陸英嘉木然地坐在店門口,看著一批批警察進進出出。

原本警察要把他把和嚎啕大哭的死者父母一起帶去公安局,但他打了劉家人給他的電話,一名胸口掛著朱砂串珠的高瘦女警到了現場,讓他留了下來。

法醫們陸續移出一具具蓋著白布的架子,他數了數,一共十具,正好是烤箱裏烤架的數量。他不敢想象烤箱裏是一副什麽樣的狀況,四周彌漫的陰氣嗆得他頭暈,又找不到來源,只得連著幹嘔了好幾下,臨祈在一旁扶著他的肩膀。

在一間面包店裏以如此離奇的方式死亡,第一個受到懷疑的就是店主陸寧。但法醫的調查結果很快就出來了,謝一涵的死亡時間是前天傍晚七點左右,而陸寧早在五點就已經坐上回K市的列車了,有充分的不在場證明。警方接著發現卷簾門有輕微被撬的痕跡,再加上陸英嘉所述房間內的異樣,判斷兇手是趁陸寧離開後將碎屍運入並烤焦的。

“你們家有什麽仇人嗎?”高瘦女警劉莉莉低頭問他。

在警方看來,費盡心思把碎屍搬到他們家,這就是一種典型的恐嚇行為。但陸寧平時和街坊鄰居都處得很好,一定要說和她有仇的只能是那個不知道死到哪兒去了的前夫,最重要的是,既然被害者是謝一涵,為什麽不直接搬去謝家,反而把陸英嘉嚇了個半死?
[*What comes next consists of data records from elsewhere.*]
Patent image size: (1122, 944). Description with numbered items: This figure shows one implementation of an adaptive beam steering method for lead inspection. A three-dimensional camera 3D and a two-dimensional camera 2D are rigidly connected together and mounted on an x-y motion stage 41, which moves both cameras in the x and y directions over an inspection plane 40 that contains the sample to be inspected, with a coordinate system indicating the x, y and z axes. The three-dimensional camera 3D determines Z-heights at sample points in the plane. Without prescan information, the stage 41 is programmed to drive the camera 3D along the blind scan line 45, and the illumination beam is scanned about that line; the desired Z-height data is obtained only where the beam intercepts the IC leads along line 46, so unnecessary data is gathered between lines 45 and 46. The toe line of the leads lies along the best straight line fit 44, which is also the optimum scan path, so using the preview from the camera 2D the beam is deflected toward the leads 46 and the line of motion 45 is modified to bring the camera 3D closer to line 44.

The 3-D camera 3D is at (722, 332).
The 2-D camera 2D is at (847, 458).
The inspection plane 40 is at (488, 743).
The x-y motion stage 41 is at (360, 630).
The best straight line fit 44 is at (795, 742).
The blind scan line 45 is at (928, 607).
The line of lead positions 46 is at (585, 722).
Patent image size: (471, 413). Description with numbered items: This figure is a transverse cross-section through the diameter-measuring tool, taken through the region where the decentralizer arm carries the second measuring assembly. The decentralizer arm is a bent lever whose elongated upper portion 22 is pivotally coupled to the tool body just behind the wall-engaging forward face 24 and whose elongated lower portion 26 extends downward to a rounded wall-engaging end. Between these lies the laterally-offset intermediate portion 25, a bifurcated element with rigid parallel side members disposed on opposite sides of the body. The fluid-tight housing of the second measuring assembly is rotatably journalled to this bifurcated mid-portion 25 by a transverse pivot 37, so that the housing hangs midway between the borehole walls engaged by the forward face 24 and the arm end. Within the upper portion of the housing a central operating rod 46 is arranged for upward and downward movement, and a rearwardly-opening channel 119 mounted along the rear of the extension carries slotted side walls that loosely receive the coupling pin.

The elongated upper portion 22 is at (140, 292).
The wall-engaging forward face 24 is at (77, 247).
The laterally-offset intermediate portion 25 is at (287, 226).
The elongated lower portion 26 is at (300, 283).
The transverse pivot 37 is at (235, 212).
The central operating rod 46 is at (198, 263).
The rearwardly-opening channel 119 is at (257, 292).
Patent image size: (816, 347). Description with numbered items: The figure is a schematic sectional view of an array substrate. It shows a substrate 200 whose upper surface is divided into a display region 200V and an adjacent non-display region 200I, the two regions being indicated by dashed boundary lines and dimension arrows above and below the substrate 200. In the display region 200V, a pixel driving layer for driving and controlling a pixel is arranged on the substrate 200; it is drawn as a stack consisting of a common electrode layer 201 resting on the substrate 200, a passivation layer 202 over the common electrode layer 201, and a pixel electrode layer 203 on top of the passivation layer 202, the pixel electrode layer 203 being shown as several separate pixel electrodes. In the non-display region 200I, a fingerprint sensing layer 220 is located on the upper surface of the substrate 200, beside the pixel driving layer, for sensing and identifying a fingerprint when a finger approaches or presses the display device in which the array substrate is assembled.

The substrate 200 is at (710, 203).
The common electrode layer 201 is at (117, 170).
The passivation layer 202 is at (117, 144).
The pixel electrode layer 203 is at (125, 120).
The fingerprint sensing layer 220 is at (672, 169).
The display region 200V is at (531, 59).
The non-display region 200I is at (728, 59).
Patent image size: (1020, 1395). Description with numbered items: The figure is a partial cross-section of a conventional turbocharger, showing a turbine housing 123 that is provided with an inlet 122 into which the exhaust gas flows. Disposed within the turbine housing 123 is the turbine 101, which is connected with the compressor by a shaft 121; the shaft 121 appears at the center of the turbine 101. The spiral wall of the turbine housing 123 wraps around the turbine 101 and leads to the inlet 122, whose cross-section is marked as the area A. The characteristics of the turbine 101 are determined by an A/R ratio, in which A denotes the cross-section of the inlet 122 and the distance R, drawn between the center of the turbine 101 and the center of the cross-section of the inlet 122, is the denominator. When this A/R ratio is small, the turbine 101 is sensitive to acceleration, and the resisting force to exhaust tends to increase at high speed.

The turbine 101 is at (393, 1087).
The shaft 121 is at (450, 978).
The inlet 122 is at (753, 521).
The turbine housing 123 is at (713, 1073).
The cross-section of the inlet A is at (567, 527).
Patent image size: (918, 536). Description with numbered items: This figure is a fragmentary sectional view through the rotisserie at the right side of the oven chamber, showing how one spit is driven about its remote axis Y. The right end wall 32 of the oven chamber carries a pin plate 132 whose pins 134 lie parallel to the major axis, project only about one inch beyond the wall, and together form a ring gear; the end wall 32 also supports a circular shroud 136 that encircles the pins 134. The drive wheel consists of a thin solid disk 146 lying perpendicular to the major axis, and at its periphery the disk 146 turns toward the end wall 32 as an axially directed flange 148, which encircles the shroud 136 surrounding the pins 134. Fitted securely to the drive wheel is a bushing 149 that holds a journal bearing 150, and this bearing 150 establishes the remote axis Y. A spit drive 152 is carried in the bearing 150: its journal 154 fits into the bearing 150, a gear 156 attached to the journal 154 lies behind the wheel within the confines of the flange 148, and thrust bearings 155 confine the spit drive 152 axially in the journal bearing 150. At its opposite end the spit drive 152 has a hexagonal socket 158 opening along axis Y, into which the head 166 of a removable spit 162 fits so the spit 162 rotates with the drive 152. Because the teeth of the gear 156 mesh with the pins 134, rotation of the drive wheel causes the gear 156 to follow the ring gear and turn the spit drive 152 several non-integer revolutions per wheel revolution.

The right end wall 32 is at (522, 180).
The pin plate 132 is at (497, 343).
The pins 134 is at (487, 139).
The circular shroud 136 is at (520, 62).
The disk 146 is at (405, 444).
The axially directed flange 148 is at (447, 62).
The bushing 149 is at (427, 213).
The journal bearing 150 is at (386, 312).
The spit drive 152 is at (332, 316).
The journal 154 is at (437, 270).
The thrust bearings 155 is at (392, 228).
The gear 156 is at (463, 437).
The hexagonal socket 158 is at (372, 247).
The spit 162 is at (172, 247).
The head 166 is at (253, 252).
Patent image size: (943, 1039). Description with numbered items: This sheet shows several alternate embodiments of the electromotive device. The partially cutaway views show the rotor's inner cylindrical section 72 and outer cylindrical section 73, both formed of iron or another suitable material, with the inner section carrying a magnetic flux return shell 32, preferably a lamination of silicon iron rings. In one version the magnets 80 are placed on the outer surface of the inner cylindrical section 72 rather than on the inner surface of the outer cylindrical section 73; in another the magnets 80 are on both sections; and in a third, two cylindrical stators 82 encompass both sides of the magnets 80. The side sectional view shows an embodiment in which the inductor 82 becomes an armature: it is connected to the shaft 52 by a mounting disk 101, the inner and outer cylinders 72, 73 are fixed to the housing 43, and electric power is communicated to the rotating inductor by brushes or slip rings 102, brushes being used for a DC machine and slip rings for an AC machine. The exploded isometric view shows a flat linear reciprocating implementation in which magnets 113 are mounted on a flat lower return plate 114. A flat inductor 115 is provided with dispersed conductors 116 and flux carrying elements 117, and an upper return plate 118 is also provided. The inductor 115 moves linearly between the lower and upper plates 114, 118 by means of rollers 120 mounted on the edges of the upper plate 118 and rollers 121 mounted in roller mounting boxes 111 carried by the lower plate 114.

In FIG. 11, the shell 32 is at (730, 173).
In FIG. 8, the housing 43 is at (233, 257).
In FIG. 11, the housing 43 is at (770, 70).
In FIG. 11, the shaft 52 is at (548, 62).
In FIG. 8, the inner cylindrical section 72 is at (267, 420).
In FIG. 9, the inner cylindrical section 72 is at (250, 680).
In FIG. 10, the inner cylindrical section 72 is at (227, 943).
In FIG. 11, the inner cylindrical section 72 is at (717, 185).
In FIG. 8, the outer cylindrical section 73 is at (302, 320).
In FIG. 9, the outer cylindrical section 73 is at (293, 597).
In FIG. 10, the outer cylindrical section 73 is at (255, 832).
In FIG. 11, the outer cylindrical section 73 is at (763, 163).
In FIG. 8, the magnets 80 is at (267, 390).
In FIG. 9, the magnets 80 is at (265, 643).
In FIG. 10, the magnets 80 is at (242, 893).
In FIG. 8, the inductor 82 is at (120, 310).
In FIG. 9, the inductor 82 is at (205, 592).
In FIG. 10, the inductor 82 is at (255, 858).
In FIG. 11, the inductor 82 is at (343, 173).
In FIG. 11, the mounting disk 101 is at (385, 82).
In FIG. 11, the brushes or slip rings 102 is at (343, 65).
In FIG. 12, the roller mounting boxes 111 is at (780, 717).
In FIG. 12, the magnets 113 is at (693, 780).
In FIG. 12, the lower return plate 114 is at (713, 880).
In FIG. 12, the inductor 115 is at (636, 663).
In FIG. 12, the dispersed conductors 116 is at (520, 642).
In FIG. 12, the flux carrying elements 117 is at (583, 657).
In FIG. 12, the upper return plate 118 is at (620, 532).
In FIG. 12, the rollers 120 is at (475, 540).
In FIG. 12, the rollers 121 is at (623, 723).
在他們查過街道監控,發現只是有人路過閱讀了告示,根本沒有人撬開過門鎖後,事件的詭異程度就再一次升級了。

眼看劉莉莉也在跟其他警察一起一本正經地推理,陸英嘉有點受不了。“你到底是不是負責特殊部門的?能不能往不科學的方向想一想?”

“總得搞清楚對方的動機,不然所有事情都可以用鬼怪作祟結案了。”劉莉莉嚴肅的模樣簡直跟劉焱一個模子裏刻出來的。

“好吧,那我覺得只有周家人和我有仇。”陸英嘉的火一下子上來了,“他們為什麽不來找我,要去找這些無辜的人?”

雖然他和謝一涵不熟,但和謝銳思聊天的時候也能看出他對這位表妹的愛護。來到警察局的時候,他也能看出垂頭坐在長椅上的謝銳思幾乎完全崩潰了。

“你說我是不是遭報應了?”他的聲音帶著哭腔,“之前不就有人罵過我們,說我們打擾死者都是損陰德,會遭報應的……”

“你別聽那些傻x的廢話。我和臨祈才是去現場的,我倆都什麽事也沒有,哪裏輪得到你?”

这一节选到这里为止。